I'm a Linux user who wanted exactly this but for Linux — so I ended up building it myself. It's called TalkType, it runs Whisper locally for offline speech-to-text. The privacy angle was a big reason I went local from the start — I didn't want my voice being sent to anyone's server. Nice to see the same idea getting traction on Mac.

yalogin

This is great. A few questions come to mind, I need to go look up. Is the model an OpenAI one or home grown for Apple. And can I still use it if Siri is disabled?

contingencies

On a similar bent, I recently discovered Handy (cross-platform) which is very well implemented local voice input: https://handy.computer/ ... serious finger saver and ideal for LLM conversations

rgbrgb

love the simple website and typography. AI design or you? tasteful and fast animations. nice work and thanks for sharing!

deadfox

This is cool!

karimf

The big question is whether Apple can keep shipping new models constantly.

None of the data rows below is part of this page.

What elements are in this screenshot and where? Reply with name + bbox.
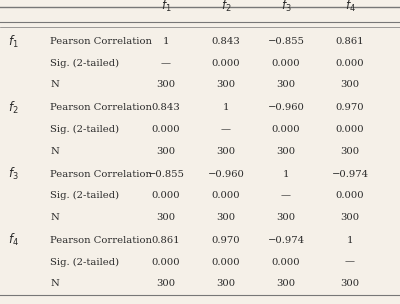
Text: 1: 1 — [223, 103, 229, 112]
Text: —: — — [345, 257, 355, 267]
Text: 0.970: 0.970 — [336, 103, 364, 112]
Text: 300: 300 — [216, 213, 236, 222]
Text: 0.843: 0.843 — [212, 37, 240, 46]
Text: N: N — [50, 80, 59, 89]
Text: $\it{f}_2$: $\it{f}_2$ — [8, 100, 18, 116]
Text: 0.000: 0.000 — [152, 125, 180, 134]
Text: 0.000: 0.000 — [272, 257, 300, 267]
Text: 300: 300 — [276, 213, 296, 222]
Text: 0.000: 0.000 — [336, 191, 364, 200]
Text: Sig. (2-tailed): Sig. (2-tailed) — [50, 257, 119, 267]
Text: 300: 300 — [216, 279, 236, 288]
Text: N: N — [50, 279, 59, 288]
Text: 0.000: 0.000 — [152, 257, 180, 267]
Text: 0.000: 0.000 — [212, 191, 240, 200]
Text: —: — — [221, 125, 231, 134]
Text: 300: 300 — [156, 80, 176, 89]
Text: 0.000: 0.000 — [212, 59, 240, 68]
Text: 300: 300 — [340, 80, 360, 89]
Text: 0.970: 0.970 — [212, 236, 240, 245]
Text: Pearson Correlation: Pearson Correlation — [50, 170, 152, 179]
Text: 0.000: 0.000 — [212, 257, 240, 267]
Text: $\it{f}_4$: $\it{f}_4$ — [344, 0, 356, 14]
Text: Pearson Correlation: Pearson Correlation — [50, 103, 152, 112]
Text: 300: 300 — [340, 213, 360, 222]
Text: −0.855: −0.855 — [148, 170, 184, 179]
Text: N: N — [50, 147, 59, 156]
Text: 0.843: 0.843 — [152, 103, 180, 112]
Text: 0.861: 0.861 — [152, 236, 180, 245]
Text: 1: 1 — [347, 236, 353, 245]
Text: −0.960: −0.960 — [268, 103, 304, 112]
Text: 1: 1 — [163, 37, 169, 46]
Text: $\it{f}_2$: $\it{f}_2$ — [221, 0, 231, 14]
Text: 300: 300 — [276, 279, 296, 288]
Text: 300: 300 — [216, 80, 236, 89]
Text: 0.000: 0.000 — [272, 125, 300, 134]
Text: Pearson Correlation: Pearson Correlation — [50, 37, 152, 46]
Text: 0.000: 0.000 — [336, 59, 364, 68]
Text: 300: 300 — [156, 279, 176, 288]
Text: −0.855: −0.855 — [268, 37, 304, 46]
Text: −0.974: −0.974 — [268, 236, 304, 245]
Text: −0.974: −0.974 — [332, 170, 368, 179]
Text: Sig. (2-tailed): Sig. (2-tailed) — [50, 191, 119, 200]
Text: −0.960: −0.960 — [208, 170, 244, 179]
Text: $\it{f}_1$: $\it{f}_1$ — [8, 33, 19, 50]
Text: 300: 300 — [216, 147, 236, 156]
Text: 1: 1 — [283, 170, 289, 179]
Text: $\it{f}_1$: $\it{f}_1$ — [161, 0, 171, 14]
Text: 0.000: 0.000 — [152, 191, 180, 200]
Text: 300: 300 — [276, 80, 296, 89]
Text: 300: 300 — [340, 279, 360, 288]
Text: $\it{f}_3$: $\it{f}_3$ — [281, 0, 291, 14]
Text: 0.861: 0.861 — [336, 37, 364, 46]
Text: Sig. (2-tailed): Sig. (2-tailed) — [50, 125, 119, 134]
Text: 300: 300 — [340, 147, 360, 156]
Text: 300: 300 — [156, 147, 176, 156]
Text: —: — — [281, 191, 291, 200]
Text: $\it{f}_3$: $\it{f}_3$ — [8, 166, 19, 182]
Text: Pearson Correlation: Pearson Correlation — [50, 236, 152, 245]
Text: 300: 300 — [276, 147, 296, 156]
Text: 300: 300 — [156, 213, 176, 222]
Text: N: N — [50, 213, 59, 222]
Text: Sig. (2-tailed): Sig. (2-tailed) — [50, 59, 119, 68]
Text: 0.000: 0.000 — [336, 125, 364, 134]
Text: $\it{f}_4$: $\it{f}_4$ — [8, 232, 19, 248]
Text: 0.000: 0.000 — [272, 59, 300, 68]
Text: —: — — [161, 59, 171, 68]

AFAIK the current model is on par with with Qwen-3-4B, which is from a year ago [0]. There's a big leap going from last year Qwen-3-4B to Qwen-3.5-4B or to Gemma 4.

Apple model is nice since you don't need to download anything else, but I'd rather use the latest model than to use a model from a year ago.

https://machinelearning.apple.com/research/apple-foundation-...

xp84

> Referenced from: <32818E2F-CB45-3506-A35B-AAF8BDDFFFCE> /opt/homebrew/Cellar/apfel/0.6.25/bin/apfel (built for macOS 26.0 which is newer than running OS)

This actually looks really neat. I'll have to bookmark this for whenever I'm dragged kicking and screaming into the abomination that is "Tahoe."

witnessme

Interesting. How does this foundational model compares with other LLMs?

contingencies

1. Hugely non-deterministic: repeat queries give vastly different responses. 2. Often returns incorrect and inconsistent results even for mathematical queries. 3. Often the responses include unwanted highlighting or presentation markup. 4. Defaults to German decimal notation.